街边已经有人在看了。几个小贩伸长了脖子往这边瞧,交头接耳地议论着什么。
她叹了口气,低声道:“张佥事,你快起来。再跪下去,明日全北平都知道燕王妃在街上让人跪拜了。”
张信一愣,旋即醒悟过来,连忙起身。
“在下鲁莽,王妃恕罪。”
徐妙仪看着他,忽然笑了笑。
这人倒是实诚。
二十年了,还记得当年那一救之恩。这样的人,不多了。
“张佥事不必多礼。”她道,“我父亲若知道你还记着他,想必也是欣慰的。”
张信再拜而退。
徐妙仪立在原处,看着他离去的背影汇入街巷人流,这才收回目光,继续朝着先前的方向去寻柳书生。
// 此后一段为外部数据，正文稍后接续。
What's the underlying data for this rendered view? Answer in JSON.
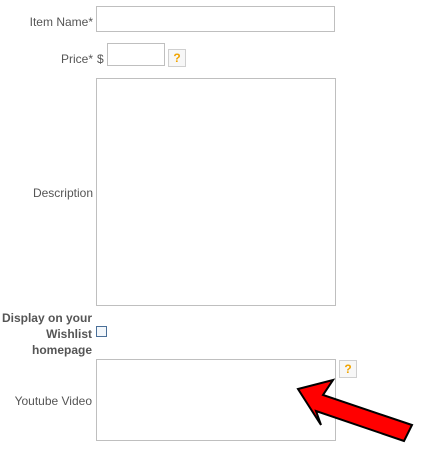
{
  "form": {
    "item_name": {
      "label": "Item Name*",
      "value": ""
    },
    "price": {
      "label": "Price*",
      "currency": "$",
      "value": "",
      "help_glyph": "?"
    },
    "description": {
      "label": "Description",
      "value": ""
    },
    "wishlist": {
      "label_line1": "Display on your",
      "label_line2": "Wishlist",
      "label_line3": "homepage",
      "checked": false
    },
    "youtube": {
      "label": "Youtube Video",
      "value": "",
      "help_glyph": "?"
    }
  },
  "colors": {
    "help_glyph": "#f0a400",
    "arrow_fill": "#ff0000",
    "field_border": "#bfbfbf",
    "label_text": "#555555"
  },
  "icons": {
    "help": "question-mark-icon",
    "annotation": "red-arrow-icon"
  }
}
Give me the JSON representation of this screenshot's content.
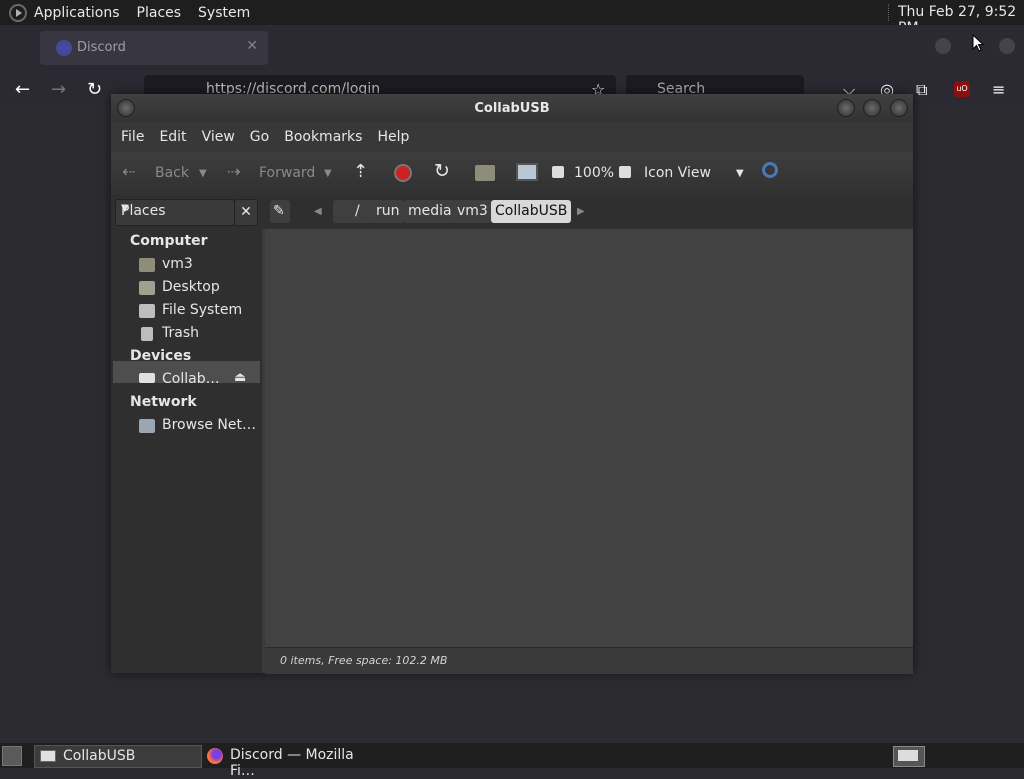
{
  "top_panel": {
    "menus": [
      "Applications",
      "Places",
      "System"
    ],
    "clock": "Thu Feb 27,  9:52 PM"
  },
  "firefox": {
    "tab_title": "Discord",
    "url": "https://discord.com/login",
    "search_placeholder": "Search"
  },
  "window": {
    "title": "CollabUSB",
    "menu": [
      "File",
      "Edit",
      "View",
      "Go",
      "Bookmarks",
      "Help"
    ],
    "toolbar": {
      "back": "Back",
      "forward": "Forward",
      "zoom": "100%",
      "view_mode": "Icon View"
    },
    "side_pane_selector": "Places",
    "path": {
      "root": "/",
      "segments": [
        "run",
        "media",
        "vm3",
        "CollabUSB"
      ]
    },
    "sidebar": {
      "computer_heading": "Computer",
      "computer_items": [
        "vm3",
        "Desktop",
        "File System",
        "Trash"
      ],
      "devices_heading": "Devices",
      "device_item": "Collab…",
      "network_heading": "Network",
      "network_item": "Browse Net…"
    },
    "status": "0 items, Free space: 102.2 MB"
  },
  "bottom_panel": {
    "tasks": [
      "CollabUSB",
      "Discord — Mozilla Fi…"
    ]
  }
}
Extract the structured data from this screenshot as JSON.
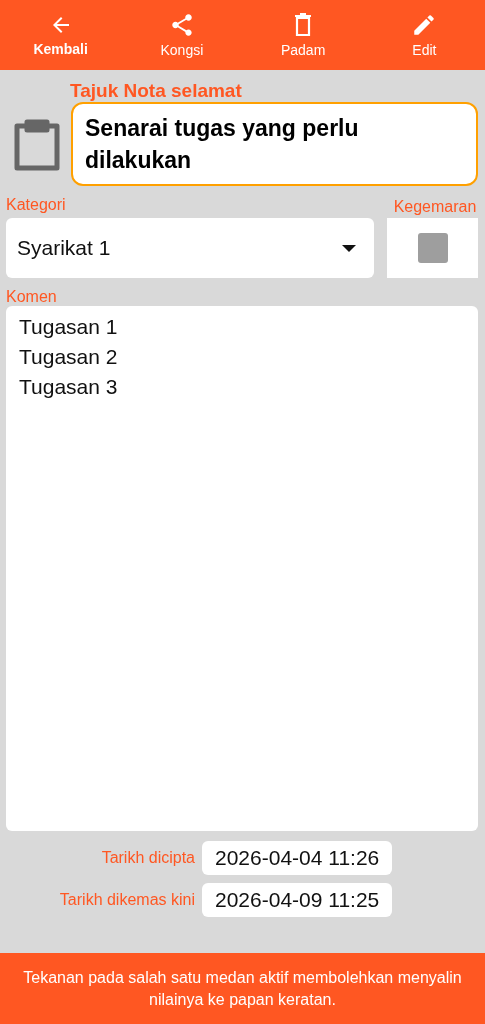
{
  "toolbar": [
    {
      "label": "Kembali",
      "selected": true
    },
    {
      "label": "Kongsi",
      "selected": false
    },
    {
      "label": "Padam",
      "selected": false
    },
    {
      "label": "Edit",
      "selected": false
    }
  ],
  "title": {
    "label": "Tajuk Nota selamat",
    "value": "Senarai tugas yang perlu dilakukan"
  },
  "category": {
    "label": "Kategori",
    "value": "Syarikat 1"
  },
  "favourite": {
    "label": "Kegemaran",
    "checked": false
  },
  "comment": {
    "label": "Komen",
    "value": "Tugasan 1\nTugasan 2\nTugasan 3"
  },
  "dates": [
    {
      "label": "Tarikh dicipta",
      "value": "2026-04-04 11:26"
    },
    {
      "label": "Tarikh dikemas kini",
      "value": "2026-04-09 11:25"
    }
  ],
  "footer": "Tekanan pada salah satu medan aktif membolehkan menyalin nilainya ke papan keratan."
}
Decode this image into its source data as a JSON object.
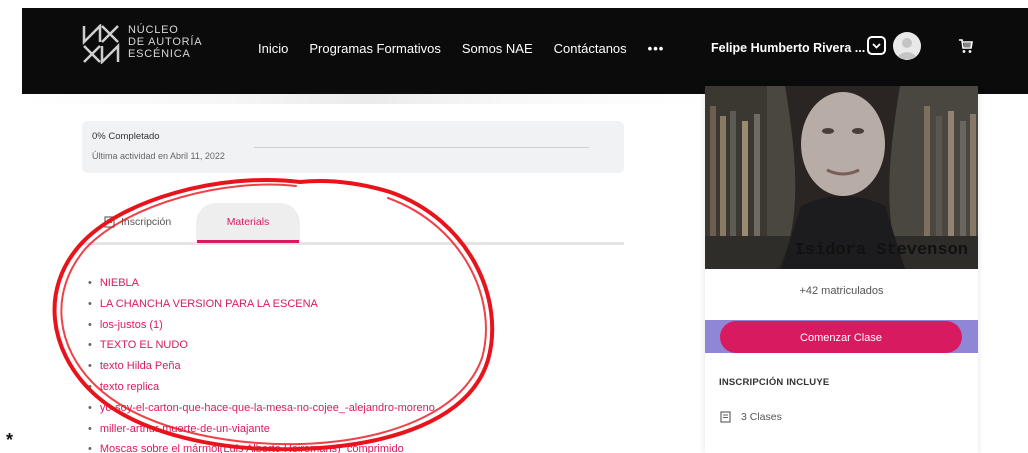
{
  "brand": {
    "logo_lines": [
      "NÚCLEO",
      "DE AUTORÍA",
      "ESCÉNICA"
    ]
  },
  "nav": {
    "links": [
      "Inicio",
      "Programas Formativos",
      "Somos NAE",
      "Contáctanos"
    ],
    "more": "•••",
    "user_name": "Felipe Humberto Rivera ..."
  },
  "progress": {
    "title": "0% Completado",
    "last_activity": "Última actividad en Abril 11, 2022",
    "percent": 0
  },
  "tabs": [
    {
      "label": "Inscripción",
      "icon": "book-icon",
      "active": false
    },
    {
      "label": "Materials",
      "active": true
    }
  ],
  "materials": [
    "NIEBLA",
    "LA CHANCHA VERSION PARA LA ESCENA",
    "los-justos (1)",
    "TEXTO EL NUDO",
    "texto Hilda Peña",
    "texto replica",
    "yo-soy-el-carton-que-hace-que-la-mesa-no-cojee_-alejandro-moreno",
    "miller-arthur-muerte-de-un-viajante",
    "Moscas sobre el mármol(Luis Alberto Heiremans)_comprimido"
  ],
  "sidebar": {
    "instructor_name": "Isidora Stevenson",
    "enrolled": "+42 matriculados",
    "start_button": "Comenzar Clase",
    "includes_title": "INSCRIPCIÓN INCLUYE",
    "classes": "3 Clases"
  },
  "marker": "*",
  "colors": {
    "accent": "#d81b60",
    "navbar": "#0b0b0b",
    "name_band": "#8f86d6",
    "annotation": "#e8131b"
  }
}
北平街头人声鼎沸,叫卖声此起彼伏,脂粉香、糖糕味混着市井烟火气扑面而来。
没走几步,却被一阵吆喝声吸引了注意。
“滋阴壮阳,房事如意,祖传秘方,保管药到病除……”
是个卖药的小贩,面前摆着几个青瓷瓶,正对着路人唾沫横飞地夸耀。
徐妙仪脚步顿了顿。
她想起昨夜朱棣那副不知餍足的模样,想起他滚烫的手掌扣在她腰上,想起她推拒时他低沉的喘息。
心里忽然生出一个念头。
她走上前去。
“这位夫人,可是要给相公买药?”小贩眼睛一亮,“我这有上好的壮阳药……”
“有没有别的药?”徐妙仪打断他,声音压得很低,“让男人……不举的那种。”
小贩一愣,上下打量了她一眼,眼神变得微妙起来。
徐妙仪面色不变,只从袖中摸出一块碎银。
“有。”小贩立刻换了副嘴脸,从最底下摸出个不起眼的黑瓷瓶,“这叫‘清心散’,用了之后,任他天神下凡也起不来。保管温和无害,就是让人清心寡欲。”
徐妙仪接过瓷瓶,在手里掂了掂。
清心散。
倒是个好名字。
当晚,燕王府。
朱棣回来得晚,徐妙仪亲自给他斟了酒,看着他一饮而尽。
“今日怎么这般殷勤?”朱棣放下酒杯,抬眼看她,眼底有些笑意。
“殿下辛苦。”徐妙仪垂眸,又给他斟了一杯。
朱棣便又喝了。
三杯酒下肚,徐妙仪看着他,等着药效发作。
然后她看见朱棣的眼睛亮了。
那种亮法,像是野狼看见了猎物。
“妙仪。”他忽然伸手,一把将她拉进怀里,声音低哑,“今夜……”
徐妙仪心里咯噔一声。
不对。
那药应该让他不举,怎么他……
后面的事她记不太
清了。
只记得他比往常更疯,更狠,像是要把她揉碎了吞下去。她推他,他便扣住她的手;她躲,他便追得更紧。床帐晃了半宿,她最后连抬手指的力气都没了。
第二日醒来,徐妙仪浑身酸软。
她侧头,看见朱棣正盯着她看。
那眼神,比昨晚更亮了。
徐妙仪下意识往后退了退。
朱棣便凑上来。
“殿下,”她伸手去推他的脸,“天亮了,该去衙门了……”
朱棣没说话,只低头去亲她的颈侧。
徐妙仪挣不开,正着急,忽然身上一轻。
朱棣坐起来了。
但他没有看她,而是直直地盯着前方,眼神空洞得吓人。
“老者?”徐妙仪试探着唤了一声。
朱棣猛地起身,鞋也没穿,大步往外走。
“老者!”徐妙仪慌忙披衣下床,追出去时,只看见他的背影消失在院门口。
她站在廊下,愣了半晌。
那药……不是说让人清心寡欲吗?
怎么他看起来,像是伤了脑子?
辰时的北平街头,人来人往。
朱棣赤着脚走在青石板路上,只穿着中衣,头发散着,神情恍惚。
“我是谁?”他拦住一个卖菜的农人,认真地问道。
农人吓得菜筐都掉了:“这、这……您是燕王殿下啊!”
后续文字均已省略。